A march is a musical genre and form designed to accompany orderly movement, most commonly military processions, parades, and ceremonial events. It is typically in duple meter (2/4 or 4/4) or compound duple (6/8), with a steady tempo that supports synchronized stepping.
Classical and concert marches evolved a characteristic multi-strain structure: an introduction, two strains, a key-changing trio, a break strain ("dogfight"), and a final strain, often with a strong cadential "stinger." Instrumentation centers on winds and percussion—brass, woodwinds, snare and bass drums, and cymbals—producing a bright, projecting sonority suitable for outdoor performance.

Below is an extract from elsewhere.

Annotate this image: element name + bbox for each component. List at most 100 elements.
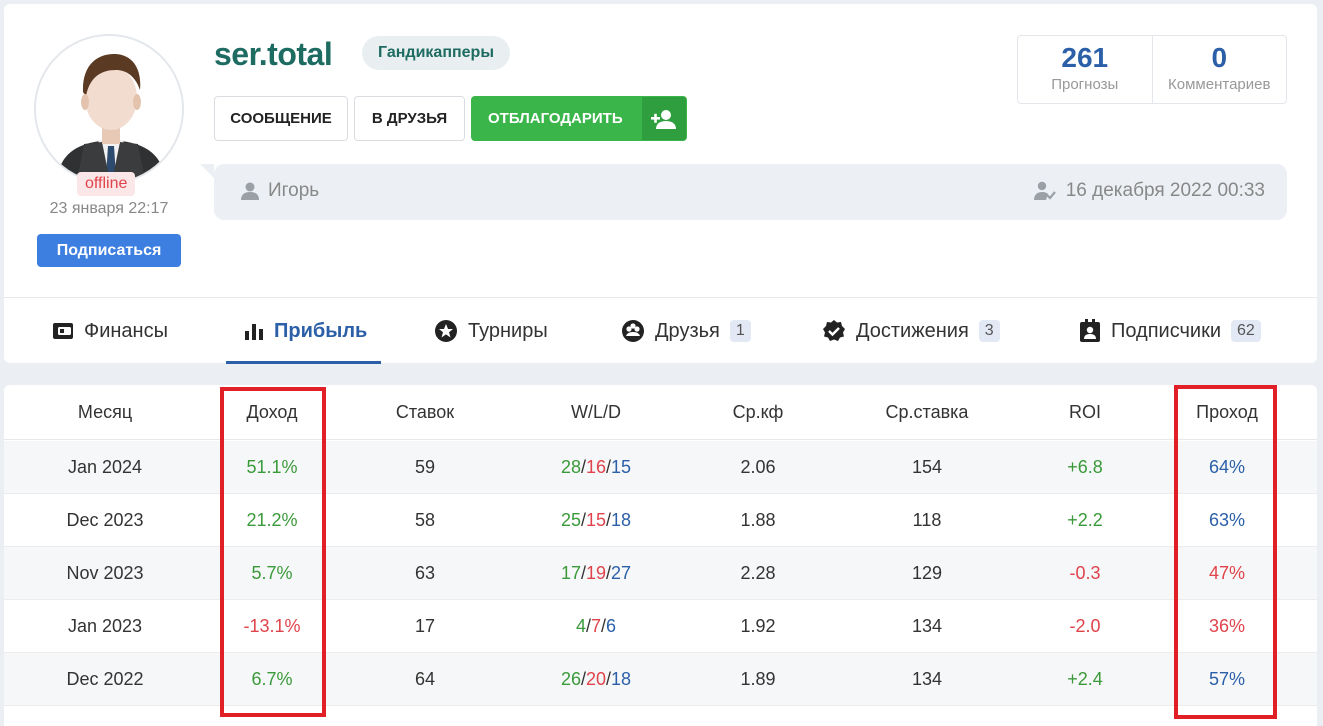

While the style is pan-European in origin, the late-19th- and early-20th-century "golden age" of the American march, led by John Philip Sousa, codified the concert march’s form, orchestration, and performance practice, influencing wind band music worldwide.
European military organizations standardized step and drill in the 17th and 18th centuries, and music to coordinate movement coalesced into the march. Prussian and other German states professionalized wind and percussion bands for signaling and morale. Ottoman Janissary bands (mehter) introduced powerful percussion and bright winds to European ears, catalyzing the taste for martial sonorities and regular pulse.
By the Classical era, the march became both functional and symbolic. Composers from Haydn and Mozart to Beethoven incorporated march movements and processional episodes in symphonies, operas, and incidental music, while military and civic bands spread standardized march repertory across Europe. In the 19th century, British and Central European regimental traditions refined ensemble organization and repertoire.
In the United States, John Philip Sousa and contemporaries (Karl L. King, Henry Fillmore, Edwin Franko Goldman) transformed the march into a concert showcase. The formal blueprint—intro, first and second strains, trio in the subdominant with a new melody, break strain (dogfight), and grandioso reprise—became widely emulated. Publication, touring bands, and early recordings disseminated these pieces globally.
Through school, community, and military bands, marches became foundational to wind-band pedagogy. The idiom influenced parade traditions, drum and bugle corps pageantry, and brass band cultures (including New Orleans brass bands). Contemporary composers continue to write concert marches, while historic repertory remains central to civic ceremonies, sporting events, and parades.